Bodine also agreed that since traditional main street businesses utilize merchant accounts, online businesses need to take on the same characteristics if they are going to be seen as traditional merchants.
“If you consider yourself a real online business and a real transacting merchant, the real key is the merchant account and payment gateway,” Bodine said. “It represents the knowledge of how business is done – retail, online, etc. – and it’s done with a bank to make sure the transaction is secure. Doing real business means offering real business services. That’s what the merchant account and payment gateway does.

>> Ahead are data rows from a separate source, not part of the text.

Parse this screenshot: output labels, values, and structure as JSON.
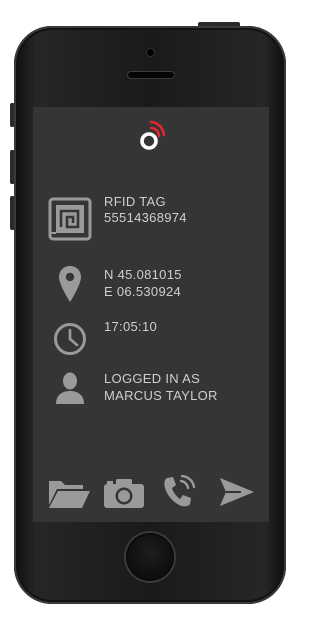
{
  "app": {
    "accent_color": "#e3262e",
    "screen_bg": "#353535",
    "text_color": "#cfcfcf",
    "icon_color": "#9a9a9a"
  },
  "rfid": {
    "icon": "rfid-chip-icon",
    "title": "RFID TAG",
    "value": "55514368974"
  },
  "location": {
    "icon": "location-pin-icon",
    "lat": "N 45.081015",
    "lon": "E 06.530924"
  },
  "time": {
    "icon": "clock-icon",
    "value": "17:05:10"
  },
  "user": {
    "icon": "user-icon",
    "line1": "LOGGED IN AS",
    "line2": "MARCUS TAYLOR"
  },
  "toolbar": {
    "items": [
      "folder-icon",
      "camera-icon",
      "phone-icon",
      "send-icon"
    ]
  }
}
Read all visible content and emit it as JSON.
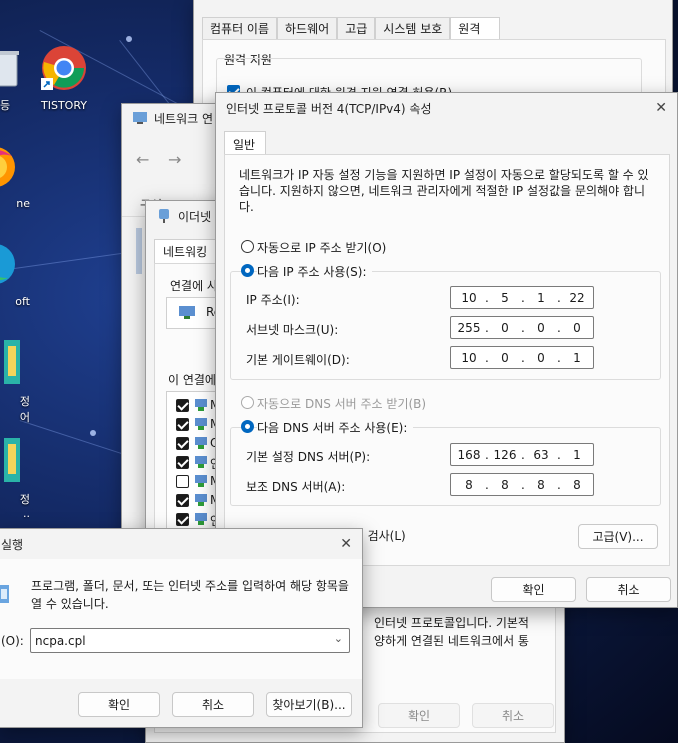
{
  "desktop": {
    "icons": [
      {
        "label": "등",
        "icon": "recycle-bin-icon"
      },
      {
        "label": "TISTORY",
        "icon": "chrome-icon"
      },
      {
        "label": "ne",
        "icon": "firefox-icon"
      },
      {
        "label": "oft",
        "icon": "edge-icon"
      },
      {
        "label": "정",
        "icon": "shortcut-icon"
      },
      {
        "label": "어",
        "icon": ""
      },
      {
        "label": "정",
        "icon": "shortcut-icon"
      },
      {
        "label": "..",
        "icon": ""
      }
    ]
  },
  "sysprops": {
    "tabs": [
      "컴퓨터 이름",
      "하드웨어",
      "고급",
      "시스템 보호",
      "원격"
    ],
    "section": "원격 지원",
    "checkbox_label": "이 컴퓨터에 대한 원격 지원 연결 허용(R)"
  },
  "netconn": {
    "title": "네트워크 연",
    "menu": "구성 ▾"
  },
  "ethprops": {
    "title": "이더넷",
    "tab": "네트워킹",
    "connect_label": "연결에 사",
    "adapter": "Re",
    "list_label": "이 연결에",
    "items": [
      {
        "checked": true,
        "text": "M"
      },
      {
        "checked": true,
        "text": "M"
      },
      {
        "checked": true,
        "text": "Q"
      },
      {
        "checked": true,
        "text": "인"
      },
      {
        "checked": false,
        "text": "M"
      },
      {
        "checked": true,
        "text": "M"
      },
      {
        "checked": true,
        "text": "인"
      }
    ],
    "desc1": "인터넷 프로토콜입니다. 기본적",
    "desc2": "양하게 연결된 네트워크에서 통",
    "ok": "확인",
    "cancel": "취소"
  },
  "tcpip": {
    "title": "인터넷 프로토콜 버전 4(TCP/IPv4) 속성",
    "tab": "일반",
    "desc": "네트워크가 IP 자동 설정 기능을 지원하면 IP 설정이 자동으로 할당되도록 할 수 있습니다. 지원하지 않으면, 네트워크 관리자에게 적절한 IP 설정값을 문의해야 합니다.",
    "auto_ip": "자동으로 IP 주소 받기(O)",
    "manual_ip": "다음 IP 주소 사용(S):",
    "ip_label": "IP 주소(I):",
    "ip": [
      "10",
      "5",
      "1",
      "22"
    ],
    "mask_label": "서브넷 마스크(U):",
    "mask": [
      "255",
      "0",
      "0",
      "0"
    ],
    "gw_label": "기본 게이트웨이(D):",
    "gw": [
      "10",
      "0",
      "0",
      "1"
    ],
    "auto_dns": "자동으로 DNS 서버 주소 받기(B)",
    "manual_dns": "다음 DNS 서버 주소 사용(E):",
    "dns1_label": "기본 설정 DNS 서버(P):",
    "dns1": [
      "168",
      "126",
      "63",
      "1"
    ],
    "dns2_label": "보조 DNS 서버(A):",
    "dns2": [
      "8",
      "8",
      "8",
      "8"
    ],
    "validate": "끝낼 때 설정 유효성 검사(L)",
    "advanced": "고급(V)...",
    "ok": "확인",
    "cancel": "취소"
  },
  "run": {
    "title": "실행",
    "desc": "프로그램, 폴더, 문서, 또는 인터넷 주소를 입력하여 해당 항목을 열 수 있습니다.",
    "open_label": "(O):",
    "input_value": "ncpa.cpl",
    "ok": "확인",
    "cancel": "취소",
    "browse": "찾아보기(B)..."
  }
}
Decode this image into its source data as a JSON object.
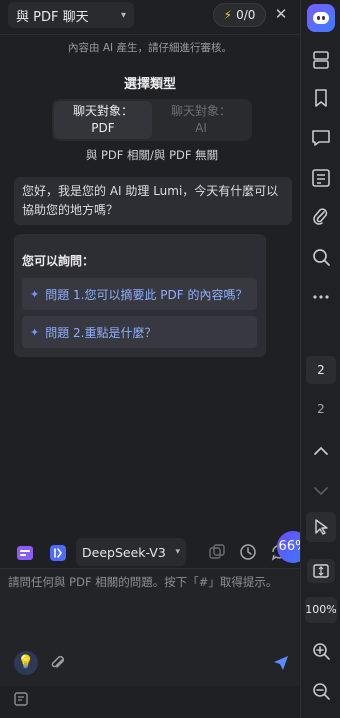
{
  "header": {
    "mode_label": "與 PDF 聊天",
    "credits": "0/0"
  },
  "notice": "內容由 AI 產生，請仔細進行審核。",
  "chooser": {
    "title": "選擇類型",
    "options": [
      {
        "line1": "聊天對象：",
        "line2": "PDF"
      },
      {
        "line1": "聊天對象：",
        "line2": "AI"
      }
    ],
    "description": "與 PDF 相關/與 PDF 無關"
  },
  "greeting": "您好，我是您的 AI 助理 Lumi，今天有什麼可以協助您的地方嗎？",
  "suggestions": {
    "heading": "您可以詢問：",
    "items": [
      "問題 1.您可以摘要此 PDF 的內容嗎？",
      "問題 2.重點是什麼？"
    ]
  },
  "model": {
    "name": "DeepSeek-V3"
  },
  "zoom_badge": "66%",
  "input": {
    "placeholder": "請問任何與 PDF 相關的問題。按下「#」取得提示。"
  },
  "sidebar": {
    "current_page": "2",
    "total_pages": "2",
    "zoom": "100%"
  },
  "colors": {
    "accent": "#5b8cff",
    "suggest_text": "#8fb0ff",
    "bolt": "#f1c232"
  }
}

Like it happens in the retail world, it’s the same in the virtual world.”
Bodine added that catering to what the online shopper is expecting is important.
“If I am a true business person, people expect me to do these certain things. Your website is your entire sales engine. You’re not an auction environment bidding one against the other. PayPal is a niche for an auction environment – individual to individual. However, they lack credibility dealing with customers in a business environment and they lack the trust that comes from the banking infrastructure that a person gets with a merchant account.”
If you’re interested in establishing a merchant account, be sure to do your homework. There are differences between the types of accounts available, the types of fees charged and various value-added features you can add for a fee.